From the Cape of Good Hope, Alpha Centauri is a beacon in the sky, the third brightest star after Sirius and Canopus. The combined light of Centauri A and B (and Proxima as well, though at 11th magnitude, its contribution is minimal) caught the eye of Scottish lawyer Thomas Henderson, who in the course of a varied career found himself director of the Royal Observatory in South Africa. Cursed with poor eyesight, Henderson fixed on a mathematical approach to astronomy and chose to subject the Centauri stars to distance measurements, observing the system from both sides of Earth’s orbit to look for apparent motion.
And find it he did, a movement of three quarters of a second of arc that, using some basic math, gave him a distance of 41 trillion kilometers. This stellar parallax method has since been used on countless stars, but it’s really suitable only within 200 light years or so. Which is why older astronomy texts show such variation in stellar distances. One estimate of the distance of Deneb, for example, places it between 1470 and 1600 light years away, whereas JPL’s estimate runs to 3228 light years.
Star catalogs produced from space measurements tighten up the numbers considerably, which is why the news about Hipparcos is so interesting. This ESA mission, the High Precision Parallax Collecting Satellite, was launched in 1989 with a goal of measuring the position and distance to 100,000 stars with an accuracy exceeding ground-based measurements by a factor of ten to 100. Two data collections, the Hipparcos and Tycho catalogs, resulted from all this, with the first Tycho catalog covering about a million stars.
Image: A spiral galaxy not so different from our own. Credit: ESA/NASA.
A new version of the Hipparcos catalog is now available (in print form for now, with the online version appearing next year), the result of re-processing of the original data with upgraded technology. We’re seeing the benefits of re-examining old datasets — in many respects, our data collection capabilities have out-run our ability to analyze the data in short periods of time. Hipparcos data now produce a revised catalog improved by a factor of two on the original. A revised Tycho catalog appearing in 2000 swelled its own stellar ranks to 2.5 million.

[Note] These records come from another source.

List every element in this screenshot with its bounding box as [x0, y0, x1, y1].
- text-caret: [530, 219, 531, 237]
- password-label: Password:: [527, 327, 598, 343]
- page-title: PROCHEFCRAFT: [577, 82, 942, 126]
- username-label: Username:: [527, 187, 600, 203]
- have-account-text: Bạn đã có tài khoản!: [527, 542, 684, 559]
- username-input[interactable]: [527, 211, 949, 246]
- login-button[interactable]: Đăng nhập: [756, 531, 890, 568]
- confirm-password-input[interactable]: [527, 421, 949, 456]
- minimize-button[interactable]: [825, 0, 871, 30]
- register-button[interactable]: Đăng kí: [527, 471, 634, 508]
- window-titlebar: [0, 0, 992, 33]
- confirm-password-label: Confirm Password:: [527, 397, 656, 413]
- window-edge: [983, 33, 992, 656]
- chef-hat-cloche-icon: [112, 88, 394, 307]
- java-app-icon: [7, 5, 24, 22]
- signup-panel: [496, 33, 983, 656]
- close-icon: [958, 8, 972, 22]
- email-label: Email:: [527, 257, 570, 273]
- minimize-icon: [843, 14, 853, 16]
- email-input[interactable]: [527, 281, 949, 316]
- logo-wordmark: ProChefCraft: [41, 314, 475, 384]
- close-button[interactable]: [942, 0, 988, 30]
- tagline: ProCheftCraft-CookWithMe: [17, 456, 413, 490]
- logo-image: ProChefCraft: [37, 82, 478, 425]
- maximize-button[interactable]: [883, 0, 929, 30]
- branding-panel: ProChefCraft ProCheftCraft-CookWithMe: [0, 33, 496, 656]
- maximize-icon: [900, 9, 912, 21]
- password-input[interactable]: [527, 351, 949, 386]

ESA’s Gaia astrometry mission will launch in 2011, its catalog intended for release in 2020. Ultimately, let’s start thinking about extending the baseline for parallax enormously. An outer Solar System observatory could extend the baseline to hundreds of AUs. And imagine the potential benefit of an observatory in the Alpha Centauri system, pushing the baseline to 4.34 light years and making it possible to measure stellar distances accurately out to a range of almost four million light years.
What we’re doing, of course, is continually fine-tuning our idea of where we fit into the celestial scheme of things, a process that Thomas Henderson and other early star-distance measurers like Friedrich Georg Wilhelm von Struve and Friedrich Wilhelm Bessel began in the 19th Century (Bessel beat Henderson into print with a measurement of the distance to 61 Cygni, somewhat eclipsing the latter’s fine work). Mapping the Milky Way itself is a grand challenge that is continuing to bring our own city of stars — and our place in it — into far sharper focus.